Upper Indus: Rock Art & Inscriptions
WAKSAW is partnering with the Department of Religion and Culture at Wilfrid Laurier University (WLU) on ongoing documentation and interpretation of rock carvings (petroglyphs) and inscriptions along the Upper Indus River in northern Pakistan. The project builds on work led by WLU scholars and collaborators since 2017 and continues under SSHRC funding.
Funding & Acknowledgments
The site and research draw upon support from the Social Sciences and Humanities Research Council (SSHRC) through a Partnership Development Grant (2017–2020) and an Insight Grant (2021–2026). Additional support comes from The Robert H. N. Ho Family Foundation Global and the WAKSAW-Uddiyana Archaeological Alliance.
Project leadership & collaborators
Since inception, the Upper Indus project has involved an international team. Current work on Epigraphic and Petroglyphic Complexes of the Upper Indus is co-directed by Debra Foran (WLU) and Ali Zaidi (WLU), with earlier development-phase leadership by Jason Neelis (WLU), Murtaza Taj (LUMS), and Laurianne Bruneau (MAFIL).
Why this matters now
Tens of thousands of carvings and inscriptions (1st–8th c.

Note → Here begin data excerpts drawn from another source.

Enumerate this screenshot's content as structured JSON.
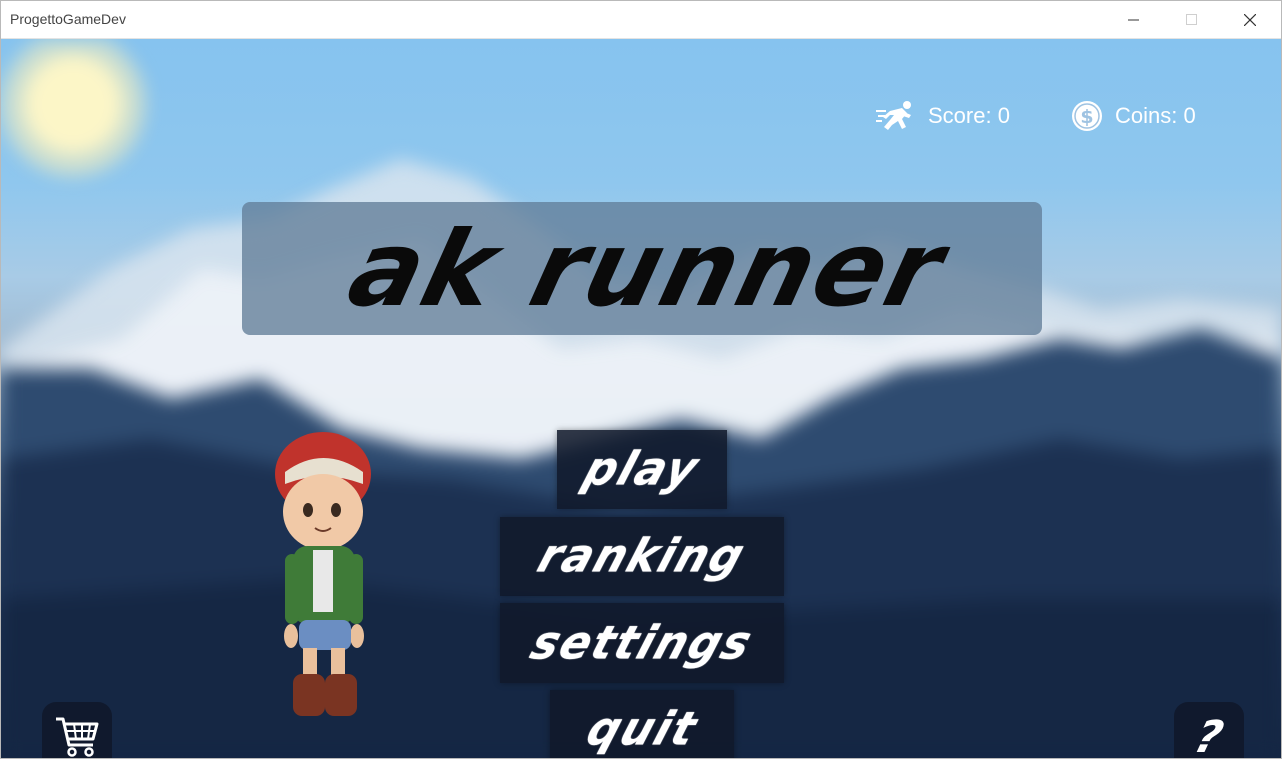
{
  "window": {
    "title": "ProgettoGameDev"
  },
  "hud": {
    "score_label": "Score: 0",
    "coins_label": "Coins: 0",
    "score_icon": "runner-icon",
    "coins_icon": "coin-icon"
  },
  "logo": {
    "text": "ak runner"
  },
  "menu": {
    "play": "play",
    "ranking": "ranking",
    "settings": "settings",
    "quit": "quit"
  },
  "corner": {
    "shop_icon": "shopping-cart-icon",
    "help_label": "?"
  },
  "colors": {
    "sky": "#8fc7ee",
    "panel": "#6a86a3",
    "button": "#10182a",
    "text": "#ffffff"
  }
}
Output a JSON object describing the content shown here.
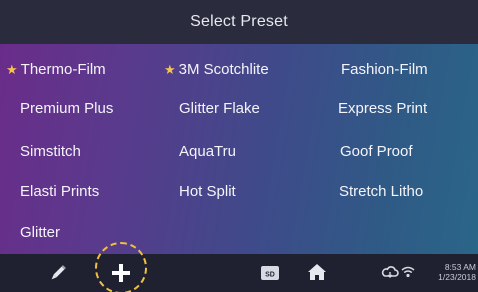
{
  "header": {
    "title": "Select Preset"
  },
  "presets": [
    {
      "label": "Thermo-Film",
      "starred": true
    },
    {
      "label": "3M Scotchlite",
      "starred": true
    },
    {
      "label": "Fashion-Film",
      "starred": false
    },
    {
      "label": "Premium Plus",
      "starred": false
    },
    {
      "label": "Glitter Flake",
      "starred": false
    },
    {
      "label": "Express Print",
      "starred": false
    },
    {
      "label": "Simstitch",
      "starred": false
    },
    {
      "label": "AquaTru",
      "starred": false
    },
    {
      "label": "Goof Proof",
      "starred": false
    },
    {
      "label": "Elasti Prints",
      "starred": false
    },
    {
      "label": "Hot Split",
      "starred": false
    },
    {
      "label": "Stretch Litho",
      "starred": false
    },
    {
      "label": "Glitter",
      "starred": false
    }
  ],
  "footer": {
    "icons": [
      "pencil-icon",
      "plus-icon",
      "sd-card-icon",
      "home-icon",
      "cloud-icon",
      "wifi-icon"
    ],
    "time": "8:53 AM",
    "date": "1/23/2018"
  },
  "colors": {
    "star": "#f3c54a",
    "highlight": "#f0c040",
    "header_bg": "#2a2b3c",
    "footer_bg": "#1f2130"
  }
}
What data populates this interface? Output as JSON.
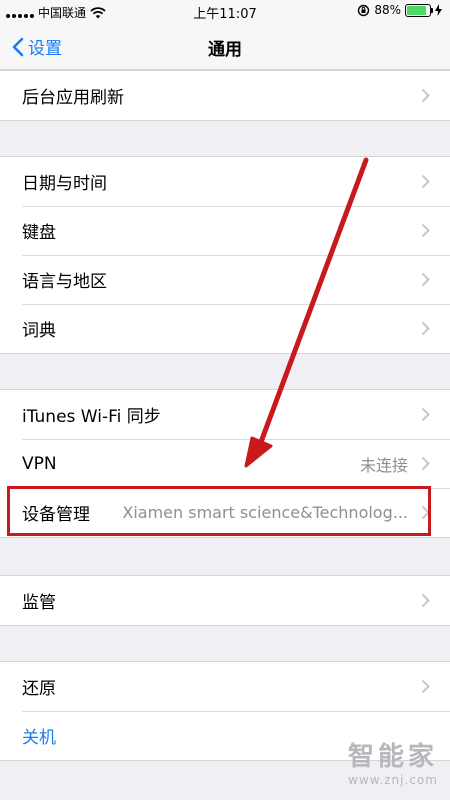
{
  "status_bar": {
    "carrier": "中国联通",
    "time": "上午11:07",
    "battery_percent": "88%",
    "battery_level": 0.88
  },
  "nav": {
    "back_label": "设置",
    "title": "通用"
  },
  "groups": [
    {
      "items": [
        {
          "label": "后台应用刷新"
        }
      ]
    },
    {
      "items": [
        {
          "label": "日期与时间"
        },
        {
          "label": "键盘"
        },
        {
          "label": "语言与地区"
        },
        {
          "label": "词典"
        }
      ]
    },
    {
      "items": [
        {
          "label": "iTunes Wi-Fi 同步"
        },
        {
          "label": "VPN",
          "detail": "未连接"
        },
        {
          "label": "设备管理",
          "detail": "Xiamen smart science&Technolog..."
        }
      ]
    },
    {
      "items": [
        {
          "label": "监管"
        }
      ]
    },
    {
      "items": [
        {
          "label": "还原"
        },
        {
          "label": "关机"
        }
      ]
    }
  ],
  "annotation_color": "#c8191c",
  "accent_color": "#1a7cf0",
  "watermark": {
    "main": "智能家",
    "url": "www.znj.com"
  }
}
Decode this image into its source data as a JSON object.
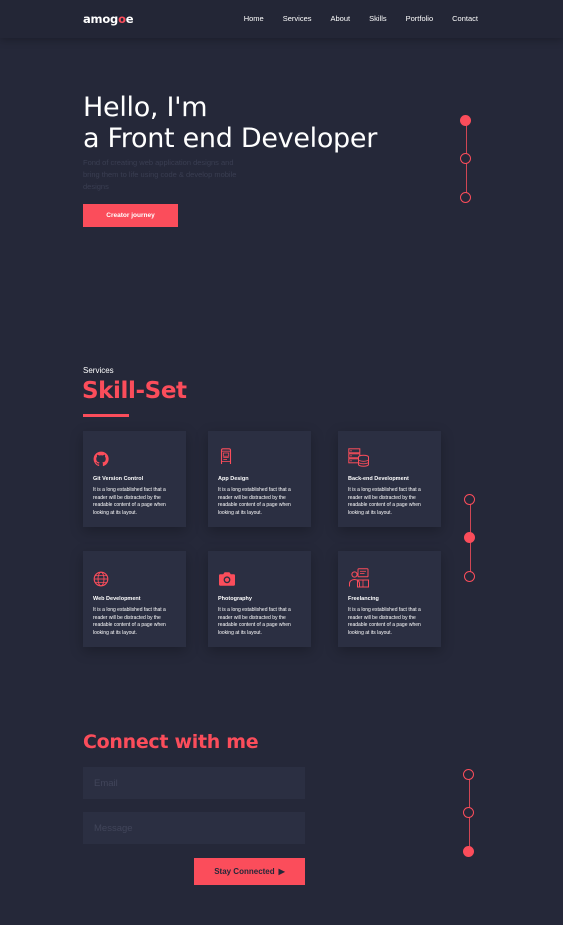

CE) are concentrated along a river corridor facing inundation from the Diamer-Bhasha Dam project, underscoring the urgency of comprehensive documentation and public access to the materials.
WAKSAW’s role
As a supporting partner, WAKSAW-Uddiyana Archaeological Alliance contributes outreach and coordination to amplify the project’s preservation, research, and public-education objectives.